The Wingman made his way through the crowd until he finally reached his destination: A place called 33 Thunder Alley. "Alley" was a good word for it. Two blocks down off Orleans Avenue, it was so narrow, it seemed a motorbike would have had a hard time navigating its way through, never mind an auto or a truck. The alley was a confusion of overhead wires, fire escapes and clotheslines. At ground level, his eyes went blurry from the combination of multicolored neon lights advertising tiny taverns, cathouses, pawn shops and money changers that lined the skinny passageway.

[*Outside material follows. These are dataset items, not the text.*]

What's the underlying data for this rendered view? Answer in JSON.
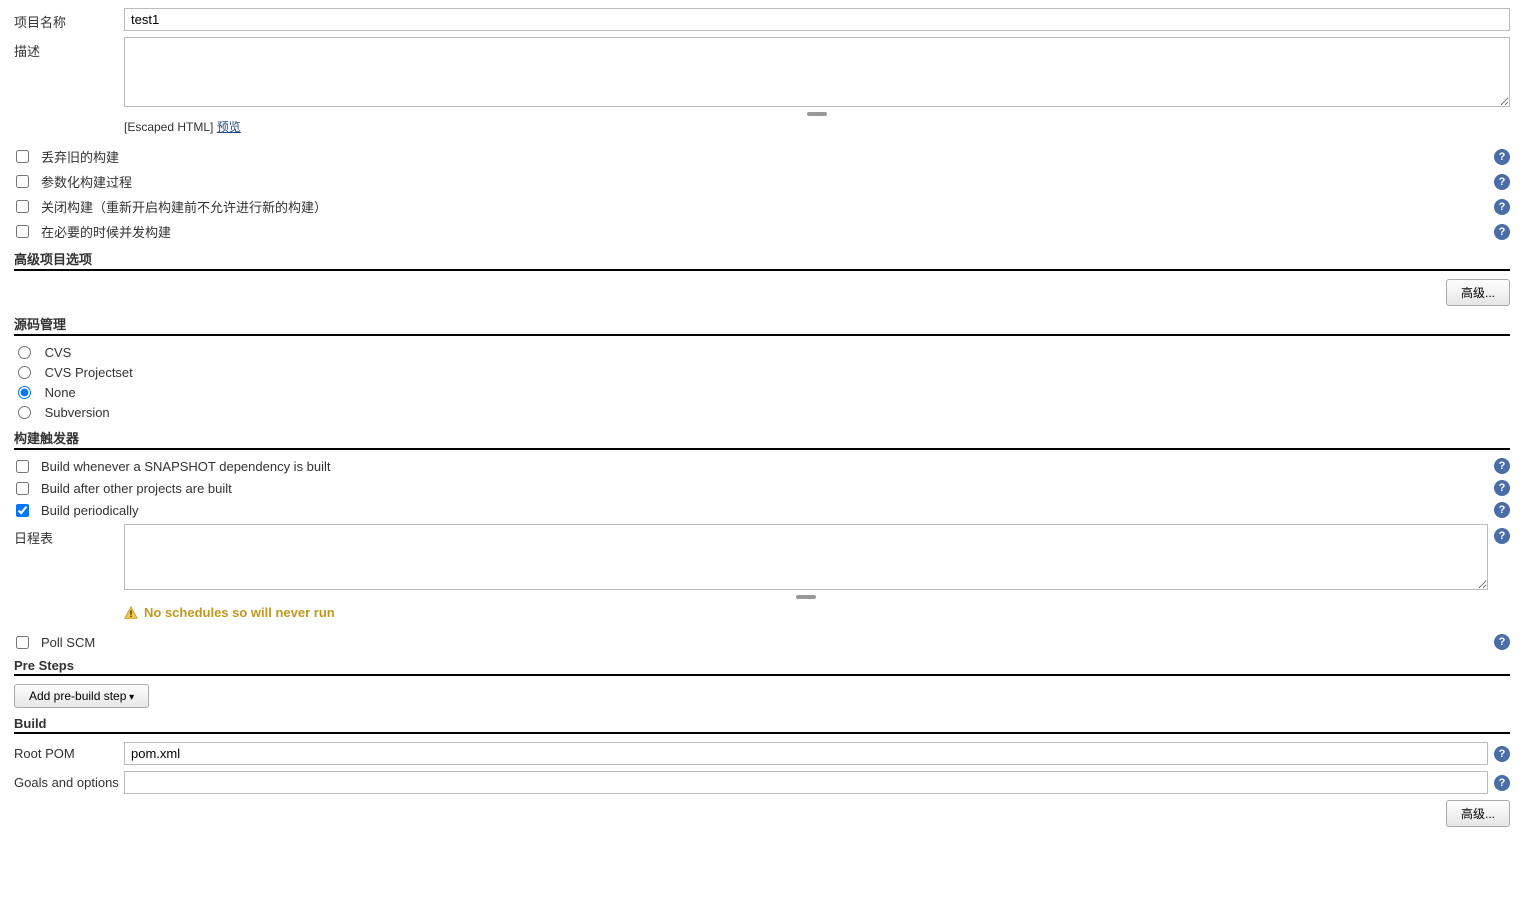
{
  "project_name": {
    "label": "项目名称",
    "value": "test1"
  },
  "description": {
    "label": "描述",
    "value": "",
    "escaped_html": "[Escaped HTML]",
    "preview": "预览"
  },
  "options": {
    "discard_old_builds": {
      "label": "丢弃旧的构建",
      "checked": false
    },
    "parameterized": {
      "label": "参数化构建过程",
      "checked": false
    },
    "disable_build": {
      "label": "关闭构建（重新开启构建前不允许进行新的构建）",
      "checked": false
    },
    "concurrent": {
      "label": "在必要的时候并发构建",
      "checked": false
    }
  },
  "advanced_options": {
    "header": "高级项目选项",
    "button": "高级..."
  },
  "scm": {
    "header": "源码管理",
    "cvs": "CVS",
    "cvs_projectset": "CVS Projectset",
    "none": "None",
    "subversion": "Subversion",
    "selected": "none"
  },
  "triggers": {
    "header": "构建触发器",
    "snapshot": {
      "label": "Build whenever a SNAPSHOT dependency is built",
      "checked": false
    },
    "after_other": {
      "label": "Build after other projects are built",
      "checked": false
    },
    "periodically": {
      "label": "Build periodically",
      "checked": true
    },
    "schedule": {
      "label": "日程表",
      "value": ""
    },
    "schedule_warning": "No schedules so will never run",
    "poll_scm": {
      "label": "Poll SCM",
      "checked": false
    }
  },
  "pre_steps": {
    "header": "Pre Steps",
    "button": "Add pre-build step"
  },
  "build": {
    "header": "Build",
    "root_pom": {
      "label": "Root POM",
      "value": "pom.xml"
    },
    "goals": {
      "label": "Goals and options",
      "value": ""
    },
    "advanced_button": "高级..."
  },
  "help_glyph": "?"
}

This electric rainbow was offset by old gas-powered street lamps, which despite the competition, still managed to give the cluttered buildings a strange, bluish-green glow.

Hunter walked down the alley until he reached a battered red door that had "33" carved into its frame, courtesy of a stiletto jackknife, no doubt. He opened this door to find a cramped hallway and another, even more garishly-painted crimson door.

There was no bell or buzzer, so he rapped on the door three times.

"Who the hell is there?" he heard a gruff voice shout from the other side. At the same time he also detected the unmistakable click of a round being loaded into a rifle chamber.

"I'm Major Hawk Hunter of the United American Air Force," Hunter yelled out, seeing no reason to mince words. "I'm a friend of Dave Jones and I'm looking for a guy named Captain Pegg ..."

All the while, Hunter was silently slipping his M-16 off his shoulder and into firing position.

"Maybe Pegg ain't here!" came the reply. Jones had told him that this man, Pegg, was an old duffer-mean and ornery. The voice behind the door was harsh and well-worn. It seemed to match.

"And maybe I flew all the way down here for nothing!" Hunter counterpunched. "And maybe Pegg is a crazy old man who's eaten too many clams . . ."

The door swung open before he finished the sentence. Suddenly he was staring down the barrel of no less than a German-made Heckler & Koch G3 SG/1 sniping rifle. Behind the rifle was a typically-grizzled old timer, complete with worn-out boat captain's cap and corncob pipe.